I’ve been covering SXSW for the past few days so I’m just now getting caught up on my CPAC reading. Wasn’t there, and all that.
The media goes into and comes out of CPAC singing the same tune from the same sheet of music, year in and year out — the conservative movement is behind the times, stuck in the past, stuck in the mud, and DIVIDED. That’s the biggest one. Every year, no matter who speaks or what they talk about, CPAC means the conservative movement is hopelessly divided, engaged in a civil war, etc and so forth.
The media could be telling an entirely different, and true, story. But it won’t. Joseph Curl does.
Amid the annual Conservative Political Action Conference held outside of Washington, The Associated Press wrote this: “Conservative conference highlights GOP divisions.”
“The nation’s top Republican leaders are courting conservative activists gathered in suburban Washington this week, highlighting the tug of war over the soul of the GOP,” the left-leaning wire service wrote — for the millionth time.
While there are never — ever — stories about discord in the Democratic Party, this constant chorus by the MSM that the GOP is divided is a simplistic, even ham-handed, attempt to make a single point: If the Republican Party can’t even get its own house in order, how could it possibly govern America?
But the know-nothing, couldn’t-care-less press corps misses that the Republican Party really has once again become the “Big Tent” that President Reagan once set as a top goal. It is, as several top party leaders have said recently, full of warriors fighting it out on “the battlefield of ideas.”
Just think of this year: You’ve got conservative constitutionalists like Sens. Ted Cruz and Rand Paul. Libertarians cross over for Mr. Paul and tea partyers like Mr. Cruz and Sen. Marco Rubio. You’ve got dyed-in-the-wool conservatives like former Sen. Rick Santorum, former Arkansas Gov. Mike Huckabee and current Wisconsin Gov. Scott Walker. You’ve got more moderate yet pragmatic politicians like New Jersey Gov. Chris Christie (and maybe even former Florida Gov. Jeb Bush). And you’ve got establishment Republicans like Texas Gov. Rick Perry, Louisiana Gov. Bobby Jindal and Rep. Paul Ryan of Wisconsin.
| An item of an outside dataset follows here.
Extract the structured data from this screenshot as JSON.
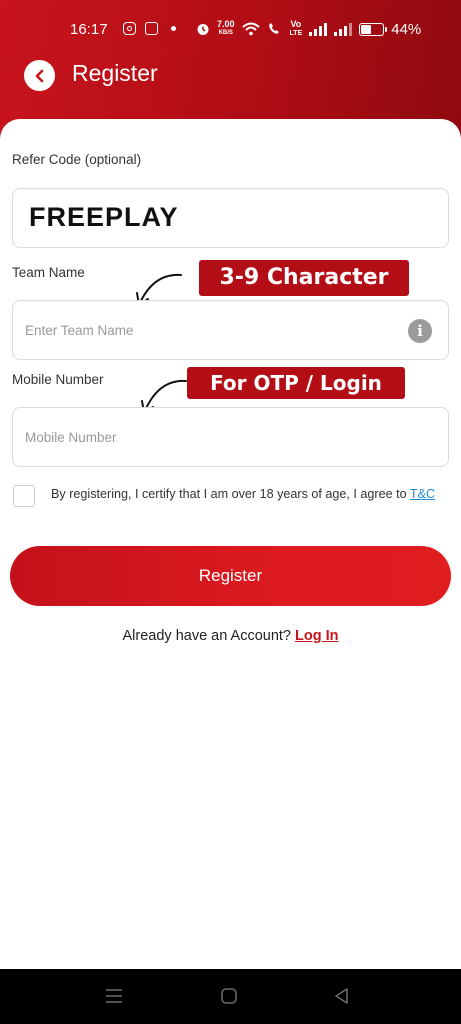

None, to be sure, fits neatly into any one category: There is crossover support for all from the different camps. But unlike the Democratic Party, where members march in lock step, all parroting the exact same “principles,” there is open debate in the GOP — the Big Tent.
Isn’t this exactly right? Don’t we even see the truth of it right here at PJM, among other outlets on the right? There is no orthodoxy of opinion enforced here, though our writers generally share the same goals, which are saving the country from big government and preserving liberty. There is actual debate — usually civil — going on in the GOP. This is a good thing. It means that we take ideas and each other seriously.
Over on the left, there is orthodoxy and it is enforced or at least rewarded. You won’t see anywhere near the diversity of opinion on the new journolist Vox as you’ll see here and NRO, Hot Air, Reason etc.
The infighting gets tedious and can be counterproductive, I won’t argue with that. But at the end of the day, I would rather be on the side that enjoys a good family argument than be among the groupthinkers that, more often than not, sticks to the party line like Kim Jong Un’s devoted voters.